ANC on drive to recruit Afrikaners

Jaspreet Kindra The African National Congress has launched a concerted effort to woo the Afrikaner community ahead of the local government elections.

A sense of urgency has been added to the recruiting drive with the launch of the newly formed Democratic Alliance (DA) of the Democratic Party and the New National Party.

The ANC is concentrating on natural DA turf in areas such as the Free State and Gauteng. In the Western Cape, the ruling party will be gunning for the key Afrikaans-speaking coloured working-class vote.

The ANC’s constituency offices in Randfontein and Carletonville are staffed by white Afrikaners, while the party’s regional secretary in Randfontein, Stephen Motingoa, says white Afrikaners “often walk into [our branches] looking for information on the party”. Nationalism and recognition of ethnic rights are two of the issues on which the ANC is trying to reach out to the Afrikaner community, in which it sees a natural ally in its long-term strategy to building a multiracial constituency, ANC sources say.
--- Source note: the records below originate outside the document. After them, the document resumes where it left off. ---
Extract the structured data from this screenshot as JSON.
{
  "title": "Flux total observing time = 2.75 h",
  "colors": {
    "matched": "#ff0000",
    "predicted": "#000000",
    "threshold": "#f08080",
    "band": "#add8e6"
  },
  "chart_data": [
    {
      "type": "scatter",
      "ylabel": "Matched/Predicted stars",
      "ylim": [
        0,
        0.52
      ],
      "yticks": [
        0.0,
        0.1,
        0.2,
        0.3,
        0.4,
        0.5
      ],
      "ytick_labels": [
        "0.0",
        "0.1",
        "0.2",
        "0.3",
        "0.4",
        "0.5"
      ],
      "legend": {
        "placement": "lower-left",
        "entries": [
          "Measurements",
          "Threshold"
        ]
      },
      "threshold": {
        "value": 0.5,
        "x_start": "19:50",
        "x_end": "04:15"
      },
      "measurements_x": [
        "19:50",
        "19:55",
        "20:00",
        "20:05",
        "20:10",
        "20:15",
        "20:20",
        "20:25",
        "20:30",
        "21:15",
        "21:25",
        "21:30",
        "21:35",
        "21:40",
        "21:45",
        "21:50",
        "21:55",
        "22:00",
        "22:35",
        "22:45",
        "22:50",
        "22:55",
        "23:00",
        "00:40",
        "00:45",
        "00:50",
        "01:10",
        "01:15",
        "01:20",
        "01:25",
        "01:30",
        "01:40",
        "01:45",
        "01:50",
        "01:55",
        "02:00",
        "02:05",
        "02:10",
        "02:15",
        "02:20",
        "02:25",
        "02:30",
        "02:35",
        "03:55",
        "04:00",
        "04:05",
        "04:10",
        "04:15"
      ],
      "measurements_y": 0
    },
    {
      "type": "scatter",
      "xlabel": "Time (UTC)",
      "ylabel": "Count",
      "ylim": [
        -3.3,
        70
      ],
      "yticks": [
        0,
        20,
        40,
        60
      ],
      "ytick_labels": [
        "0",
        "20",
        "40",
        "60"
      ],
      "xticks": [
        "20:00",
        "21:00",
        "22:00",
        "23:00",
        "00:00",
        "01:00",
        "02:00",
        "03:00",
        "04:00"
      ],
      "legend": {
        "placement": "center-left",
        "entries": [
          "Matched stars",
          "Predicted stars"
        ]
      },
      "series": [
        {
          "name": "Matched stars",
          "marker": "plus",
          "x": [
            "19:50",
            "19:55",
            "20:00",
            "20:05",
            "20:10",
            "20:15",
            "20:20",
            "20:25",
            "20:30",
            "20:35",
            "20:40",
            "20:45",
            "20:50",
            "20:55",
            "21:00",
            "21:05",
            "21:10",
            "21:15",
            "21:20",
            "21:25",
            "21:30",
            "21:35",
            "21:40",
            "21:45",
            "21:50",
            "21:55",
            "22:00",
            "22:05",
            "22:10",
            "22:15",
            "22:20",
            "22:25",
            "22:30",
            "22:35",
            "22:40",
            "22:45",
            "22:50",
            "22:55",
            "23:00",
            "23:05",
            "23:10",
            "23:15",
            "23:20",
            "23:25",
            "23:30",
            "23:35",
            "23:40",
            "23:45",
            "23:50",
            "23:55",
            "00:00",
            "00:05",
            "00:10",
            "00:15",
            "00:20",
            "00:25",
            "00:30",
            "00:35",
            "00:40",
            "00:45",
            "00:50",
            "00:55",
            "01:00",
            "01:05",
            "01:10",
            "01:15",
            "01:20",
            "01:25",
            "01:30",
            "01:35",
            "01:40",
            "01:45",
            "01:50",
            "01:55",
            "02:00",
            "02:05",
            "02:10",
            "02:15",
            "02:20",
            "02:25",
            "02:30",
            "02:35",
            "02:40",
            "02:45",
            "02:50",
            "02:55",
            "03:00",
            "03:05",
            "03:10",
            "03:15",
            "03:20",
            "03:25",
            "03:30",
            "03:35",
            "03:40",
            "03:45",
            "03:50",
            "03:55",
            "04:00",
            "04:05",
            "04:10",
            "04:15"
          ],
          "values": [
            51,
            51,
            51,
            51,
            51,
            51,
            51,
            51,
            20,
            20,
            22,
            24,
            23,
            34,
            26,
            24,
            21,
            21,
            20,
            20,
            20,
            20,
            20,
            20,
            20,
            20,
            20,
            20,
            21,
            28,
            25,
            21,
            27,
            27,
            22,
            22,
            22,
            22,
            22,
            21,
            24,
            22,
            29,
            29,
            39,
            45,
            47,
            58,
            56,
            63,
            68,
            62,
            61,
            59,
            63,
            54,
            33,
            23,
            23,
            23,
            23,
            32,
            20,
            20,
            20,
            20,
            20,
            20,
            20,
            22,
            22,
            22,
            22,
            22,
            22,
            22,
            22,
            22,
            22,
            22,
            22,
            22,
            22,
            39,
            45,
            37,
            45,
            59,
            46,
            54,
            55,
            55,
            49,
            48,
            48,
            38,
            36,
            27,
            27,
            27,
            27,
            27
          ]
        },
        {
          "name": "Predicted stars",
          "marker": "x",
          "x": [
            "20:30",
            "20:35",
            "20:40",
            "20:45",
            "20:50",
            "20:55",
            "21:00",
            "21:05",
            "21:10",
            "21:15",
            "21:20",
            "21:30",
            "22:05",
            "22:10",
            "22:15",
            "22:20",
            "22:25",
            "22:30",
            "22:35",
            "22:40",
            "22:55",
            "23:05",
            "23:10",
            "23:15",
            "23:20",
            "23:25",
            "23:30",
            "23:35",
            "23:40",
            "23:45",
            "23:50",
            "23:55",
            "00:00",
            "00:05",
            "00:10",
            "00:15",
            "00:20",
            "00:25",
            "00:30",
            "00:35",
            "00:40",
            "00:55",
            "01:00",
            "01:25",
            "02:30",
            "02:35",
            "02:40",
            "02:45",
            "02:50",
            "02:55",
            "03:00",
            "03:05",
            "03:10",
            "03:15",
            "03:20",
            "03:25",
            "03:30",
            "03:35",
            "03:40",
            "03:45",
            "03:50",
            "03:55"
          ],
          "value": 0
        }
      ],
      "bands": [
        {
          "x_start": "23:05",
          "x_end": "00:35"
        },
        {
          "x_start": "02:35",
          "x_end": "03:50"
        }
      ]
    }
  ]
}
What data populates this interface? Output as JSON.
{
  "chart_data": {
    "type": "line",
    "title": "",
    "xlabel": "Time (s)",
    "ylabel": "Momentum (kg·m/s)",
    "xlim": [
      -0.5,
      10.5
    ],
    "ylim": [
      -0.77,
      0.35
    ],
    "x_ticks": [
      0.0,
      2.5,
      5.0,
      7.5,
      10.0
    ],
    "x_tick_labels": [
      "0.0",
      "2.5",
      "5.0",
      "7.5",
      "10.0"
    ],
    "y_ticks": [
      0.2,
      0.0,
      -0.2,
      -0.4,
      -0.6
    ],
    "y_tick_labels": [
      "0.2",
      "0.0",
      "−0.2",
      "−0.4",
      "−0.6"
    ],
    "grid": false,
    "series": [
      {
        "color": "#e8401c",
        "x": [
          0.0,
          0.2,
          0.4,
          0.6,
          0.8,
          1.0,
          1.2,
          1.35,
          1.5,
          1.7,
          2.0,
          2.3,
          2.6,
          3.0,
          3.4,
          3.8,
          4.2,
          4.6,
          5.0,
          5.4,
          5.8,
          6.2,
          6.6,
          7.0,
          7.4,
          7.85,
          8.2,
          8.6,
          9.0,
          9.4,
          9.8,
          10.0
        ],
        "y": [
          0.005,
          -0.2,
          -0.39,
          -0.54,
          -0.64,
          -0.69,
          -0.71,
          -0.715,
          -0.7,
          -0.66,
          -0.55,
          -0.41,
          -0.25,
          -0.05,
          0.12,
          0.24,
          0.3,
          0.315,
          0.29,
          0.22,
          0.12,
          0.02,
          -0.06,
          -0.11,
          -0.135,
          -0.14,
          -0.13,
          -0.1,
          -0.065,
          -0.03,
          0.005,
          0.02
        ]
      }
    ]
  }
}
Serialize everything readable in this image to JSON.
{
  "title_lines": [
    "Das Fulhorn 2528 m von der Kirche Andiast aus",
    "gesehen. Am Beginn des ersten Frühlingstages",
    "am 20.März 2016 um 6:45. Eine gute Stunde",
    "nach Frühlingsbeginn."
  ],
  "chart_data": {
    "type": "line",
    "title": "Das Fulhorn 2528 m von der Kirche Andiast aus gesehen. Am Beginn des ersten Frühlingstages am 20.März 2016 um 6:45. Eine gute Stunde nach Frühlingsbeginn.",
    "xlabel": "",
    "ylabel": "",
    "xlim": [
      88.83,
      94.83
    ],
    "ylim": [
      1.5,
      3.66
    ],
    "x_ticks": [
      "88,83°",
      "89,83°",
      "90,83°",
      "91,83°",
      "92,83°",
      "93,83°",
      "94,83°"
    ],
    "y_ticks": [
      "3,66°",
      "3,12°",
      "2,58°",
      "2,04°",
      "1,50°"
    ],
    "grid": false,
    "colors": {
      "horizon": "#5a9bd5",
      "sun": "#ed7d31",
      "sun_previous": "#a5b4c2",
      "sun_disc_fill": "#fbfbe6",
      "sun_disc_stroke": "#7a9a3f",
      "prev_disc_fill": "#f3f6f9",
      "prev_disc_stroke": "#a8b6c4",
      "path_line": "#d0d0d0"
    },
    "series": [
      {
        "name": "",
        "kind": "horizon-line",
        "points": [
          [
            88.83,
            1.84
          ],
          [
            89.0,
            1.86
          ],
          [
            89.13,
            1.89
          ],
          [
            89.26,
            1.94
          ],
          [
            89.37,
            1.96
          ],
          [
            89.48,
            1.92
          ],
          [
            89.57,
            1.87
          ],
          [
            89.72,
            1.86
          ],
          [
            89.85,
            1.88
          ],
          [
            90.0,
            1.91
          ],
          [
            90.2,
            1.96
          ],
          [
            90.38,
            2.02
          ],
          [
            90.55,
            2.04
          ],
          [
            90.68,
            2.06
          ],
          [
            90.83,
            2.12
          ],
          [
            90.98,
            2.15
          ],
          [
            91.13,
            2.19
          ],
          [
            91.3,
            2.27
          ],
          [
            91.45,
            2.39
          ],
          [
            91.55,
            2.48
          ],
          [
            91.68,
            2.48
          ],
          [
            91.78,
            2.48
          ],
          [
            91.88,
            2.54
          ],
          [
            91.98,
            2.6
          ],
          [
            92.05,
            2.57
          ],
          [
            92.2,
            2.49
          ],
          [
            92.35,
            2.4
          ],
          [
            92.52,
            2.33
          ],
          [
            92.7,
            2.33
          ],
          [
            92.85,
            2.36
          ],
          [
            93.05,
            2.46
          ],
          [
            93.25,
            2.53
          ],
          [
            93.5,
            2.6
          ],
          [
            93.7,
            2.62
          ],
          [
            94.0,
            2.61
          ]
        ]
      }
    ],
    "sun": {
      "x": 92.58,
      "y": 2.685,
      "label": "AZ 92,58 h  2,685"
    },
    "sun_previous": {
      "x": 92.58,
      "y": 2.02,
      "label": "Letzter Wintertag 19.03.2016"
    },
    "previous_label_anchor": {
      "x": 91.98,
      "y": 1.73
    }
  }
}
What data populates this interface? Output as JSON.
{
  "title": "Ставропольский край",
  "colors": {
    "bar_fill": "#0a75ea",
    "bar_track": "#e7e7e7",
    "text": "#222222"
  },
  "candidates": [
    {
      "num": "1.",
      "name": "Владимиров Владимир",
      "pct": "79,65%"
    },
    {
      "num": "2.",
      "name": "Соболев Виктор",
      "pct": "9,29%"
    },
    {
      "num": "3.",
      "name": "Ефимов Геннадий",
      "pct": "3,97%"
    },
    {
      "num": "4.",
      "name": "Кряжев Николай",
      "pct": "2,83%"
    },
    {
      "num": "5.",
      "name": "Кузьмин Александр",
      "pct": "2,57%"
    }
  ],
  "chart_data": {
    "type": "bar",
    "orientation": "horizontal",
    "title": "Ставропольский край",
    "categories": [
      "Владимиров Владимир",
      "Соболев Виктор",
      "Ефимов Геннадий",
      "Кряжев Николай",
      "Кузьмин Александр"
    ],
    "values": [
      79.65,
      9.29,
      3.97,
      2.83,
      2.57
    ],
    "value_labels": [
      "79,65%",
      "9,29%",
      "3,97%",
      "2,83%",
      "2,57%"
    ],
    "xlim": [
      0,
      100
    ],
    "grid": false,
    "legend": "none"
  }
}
The ANC is using NNP defectors to capture the Afrikaner vote. The party is hoping for more NNP defections before the elections, which it hopes will give further impetus to its “recruit Afrikaner” drive. A prime target would be Manie Schoeman, the former NNP Eastern Cape head, who was suspended for failing to endorse the formation of the DA.

The ANC’s attempts to reach out to the minority vote featured at the national general council gathering in Port Elizabeth last week. Secretary general Kgalema Motlanthe said: “New branches are being launched where we never had a presence before … branches in predominantly white areas like Randfontein in Gauteng and De Aar East in the Northern Cape, which used to be strongholds of the NNP and others.” The ANC’s Youth League has already established links with Die Afrikanerbond Jeugliga on building “new patriots”. The organisations jointly hosted a youth conference opened by President Thabo Mbeki in Gauteng last month. Die Afrikanerbond Jeugliga president Jan du Plooy declined to comment on the ANC’s political ambitions but said: “We feel the Afrikaans-speaking community must broaden their choice regarding any political movement in South Africa to add new impetus to the democratisation process in the country.” South African Communist Party deputy secretary general Jeremy Cronin said the coloured Afrikaans speakers will find “more resonance around their cultural and welfare-type concerns” in the ANC’s policies than in the DP. “English mining houses that have been the historical masters of the DP have scant respect for the national sovereignty of our country,” he says, adding that however distorted the National Party’s concerns might have been, the theme of national sovereignty always prevailed in its dictum. Motingoa, who is also the mayor of Afrikaner-dominated Krugersdorp where an ANC branch will be launched soon, describes the community as “very hard-working and very honest”, which is why the two have had a very good relationship. “We are deliberately recruiting Afrikaners,” says Motingoa. The party intends to field candidates against the DA in all the white wards. The recruitment drive has received impetus from the defection of at least four NNP councillors to the ANC in the West Rand region, and the task of the formation of the Krugersdorp branch has fallen on the shoulders of former NNP councillor Gert Visser.